Thursday, September 17, 2009

Don't Stop This Train


No I'm not colorblind
I know the world is black and white
Try to keep an open mind
But I just can't sleep on this tonight

Stop this train
I want to get off
And go home again
I can't take the speed it's moving in
I know I can't
But honestly, won't someone this train?

Don't know how else to say it
Don't want to see my parents go
One generation's length away
From fighting life out on my own

Stop this train
I want to get off
And go home again
I can't take the speed it's moving in
I know I can't
But honestly, won't someone stop this train?

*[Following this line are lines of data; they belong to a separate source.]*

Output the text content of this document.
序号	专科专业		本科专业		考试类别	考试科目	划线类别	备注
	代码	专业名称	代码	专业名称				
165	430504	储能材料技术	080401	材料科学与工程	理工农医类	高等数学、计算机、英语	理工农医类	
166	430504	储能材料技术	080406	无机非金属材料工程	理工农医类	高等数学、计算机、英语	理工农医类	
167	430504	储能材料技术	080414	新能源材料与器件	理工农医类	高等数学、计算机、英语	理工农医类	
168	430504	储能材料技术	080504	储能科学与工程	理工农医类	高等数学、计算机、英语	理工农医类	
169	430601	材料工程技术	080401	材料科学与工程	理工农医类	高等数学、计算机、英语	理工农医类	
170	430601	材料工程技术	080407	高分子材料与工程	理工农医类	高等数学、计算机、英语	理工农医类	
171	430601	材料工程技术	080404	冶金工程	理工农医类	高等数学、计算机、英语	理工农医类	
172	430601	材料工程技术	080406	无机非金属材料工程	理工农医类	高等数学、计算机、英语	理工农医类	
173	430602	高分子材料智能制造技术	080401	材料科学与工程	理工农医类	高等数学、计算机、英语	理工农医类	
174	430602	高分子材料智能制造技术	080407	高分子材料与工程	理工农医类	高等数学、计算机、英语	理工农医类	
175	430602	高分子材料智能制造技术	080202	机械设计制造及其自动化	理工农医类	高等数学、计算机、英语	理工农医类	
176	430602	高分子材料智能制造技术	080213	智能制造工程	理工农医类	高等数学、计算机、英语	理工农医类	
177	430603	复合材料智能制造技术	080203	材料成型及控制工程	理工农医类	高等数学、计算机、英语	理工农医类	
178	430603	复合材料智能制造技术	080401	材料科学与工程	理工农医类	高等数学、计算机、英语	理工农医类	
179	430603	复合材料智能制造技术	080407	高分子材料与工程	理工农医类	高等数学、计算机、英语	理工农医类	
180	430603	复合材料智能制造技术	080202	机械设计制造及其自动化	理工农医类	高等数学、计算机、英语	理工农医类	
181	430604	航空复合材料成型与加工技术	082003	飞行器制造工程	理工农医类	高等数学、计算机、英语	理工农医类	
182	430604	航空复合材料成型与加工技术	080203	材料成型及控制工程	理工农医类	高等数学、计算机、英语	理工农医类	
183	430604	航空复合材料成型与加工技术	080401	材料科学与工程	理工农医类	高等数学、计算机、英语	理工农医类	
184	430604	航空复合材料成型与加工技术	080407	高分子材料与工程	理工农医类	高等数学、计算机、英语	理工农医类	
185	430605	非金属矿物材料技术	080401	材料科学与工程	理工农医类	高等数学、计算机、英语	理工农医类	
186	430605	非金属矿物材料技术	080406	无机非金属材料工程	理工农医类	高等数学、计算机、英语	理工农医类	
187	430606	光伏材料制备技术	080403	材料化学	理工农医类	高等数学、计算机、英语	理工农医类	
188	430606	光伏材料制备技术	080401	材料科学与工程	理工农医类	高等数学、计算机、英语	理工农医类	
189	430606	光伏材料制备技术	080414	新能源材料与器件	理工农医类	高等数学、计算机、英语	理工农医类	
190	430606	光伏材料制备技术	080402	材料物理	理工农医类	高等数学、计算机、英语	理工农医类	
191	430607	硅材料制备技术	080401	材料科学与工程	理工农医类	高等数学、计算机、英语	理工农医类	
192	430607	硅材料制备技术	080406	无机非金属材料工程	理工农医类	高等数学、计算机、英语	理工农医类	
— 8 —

So scared of getting older
I'm only good at being young
So I play the numbers game
To find a way to say that life has just begun

Had a talk with my old man
Said "help me understand"
He said "turn sixty-eight"
"You'll renegotiate"

"Don't stop this train
Don't for a minute change the place you're in
And don't think I couldn't ever understand
I tried my hand
John, honestly we'll never stop this train"

Once in a while, when it's good
It'll feel like it should
And they're all still around
And you're still safe and sound
And you don't miss a thing
Till you cry when you're driving away in the dark
Singing
Stop this train
I want to get off
And go home again
I can't take the speed it's moving in
I know I can't
Cause now I see I'll never stop this train

This song pretty much describes exactly how I feel lately.
My life is going by extremely fast. I feel like I've been here for a long time.
I miss my country already. I miss the people over there. Thoughts come to mind every night. I'm thinking: 'Will I ever find friends that can compare to those I've made in the last few years?'
I don't know. I hope so. Throughout my life I've changed friends several times because of switching schools or cities, and I always lose contact. This time it's different. Some people say the friends you make in highschool are truly your friends forever. I hope so.
Sometimes I feel like I'm having the time of my life here. Others, I'm miserable. Or I simply feel out of place. Adjusting is slow, but I'll get there. And though at times I may think to myself: 'Why am I here? I should be back in my country, I'm not going to be able to stay here for four years.' I know that I'm here for a reason, I'm here to learn, and learn I will. It's already started, and I couldn't stop the train even if I wanted to, so it's time to enjoy the ride.